For children whose asthma is not well controlled and on low doses of inhaled corticosteroids, a long-acting beta-agonist (LABA) may be the most effective of three possible step-up treatments. National Jewish clinician-scientists Stanley Szefler, Joseph Spahn, Ronina Covar Gary Larsen and Lynn Taussig, and colleagues in the NIH-funded Childhood Asthma Research and Education Network published their findings March 2, 2010, online in the New England Journal of Medicine.
"This study gives physicians confidence in using long-acting beta-agonists if a patient is not responding to steroid treatment alone," said said Dr. Szefler, Professor of Pediatrics and Pharmacology at National Jewish Health. "It also shows that children respond quite differently to different step-up therapies. Doctors need to monitor their patients closely and consider switching to a higher dose of inhaled corticosteroids or a leukotriene receptor antagonist if the long-acting beta agonist does not improve asthma control."

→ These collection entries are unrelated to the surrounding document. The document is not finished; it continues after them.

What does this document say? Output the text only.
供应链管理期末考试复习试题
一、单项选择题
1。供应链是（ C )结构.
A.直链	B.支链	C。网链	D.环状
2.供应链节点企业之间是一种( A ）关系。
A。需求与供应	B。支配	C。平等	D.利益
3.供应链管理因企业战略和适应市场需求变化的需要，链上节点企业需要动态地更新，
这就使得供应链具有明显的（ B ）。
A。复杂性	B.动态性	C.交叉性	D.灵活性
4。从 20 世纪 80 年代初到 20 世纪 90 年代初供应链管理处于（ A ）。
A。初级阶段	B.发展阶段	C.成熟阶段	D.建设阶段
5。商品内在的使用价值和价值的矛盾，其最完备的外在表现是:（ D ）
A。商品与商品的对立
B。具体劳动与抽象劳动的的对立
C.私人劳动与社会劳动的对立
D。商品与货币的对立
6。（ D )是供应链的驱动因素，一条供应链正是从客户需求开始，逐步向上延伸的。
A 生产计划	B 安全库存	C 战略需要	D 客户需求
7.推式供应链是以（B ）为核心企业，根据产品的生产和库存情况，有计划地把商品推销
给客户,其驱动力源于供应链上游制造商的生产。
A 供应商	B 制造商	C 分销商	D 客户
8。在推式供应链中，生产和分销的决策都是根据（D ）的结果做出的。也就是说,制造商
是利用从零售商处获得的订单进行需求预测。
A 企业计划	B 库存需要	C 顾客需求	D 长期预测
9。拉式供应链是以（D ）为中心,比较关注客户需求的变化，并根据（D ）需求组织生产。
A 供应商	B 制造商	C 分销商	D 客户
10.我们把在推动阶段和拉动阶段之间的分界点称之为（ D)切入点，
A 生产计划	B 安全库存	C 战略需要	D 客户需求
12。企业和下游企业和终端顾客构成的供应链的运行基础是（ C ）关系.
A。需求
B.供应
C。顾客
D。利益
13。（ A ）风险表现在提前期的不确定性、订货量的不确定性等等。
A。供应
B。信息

Approximately 7 million children in the United States have asthma. The prevalence has more than doubled in the past several decades. Asthma in the United States accounts for 500,000 hospitalizations, 10.5 million physician-office visits, and 3,500 deaths as well as millions of missed school days.
Almost all the children responded differently to the three step-up therapies. About 45 percent of the children responded best to the long-acting beta agonist salmeterol, 28 percent responded best to the leukotriene receptor antagonist montelukast, and 27 responded best to doubling the dose of the inhaled corticoteroid fluticasone.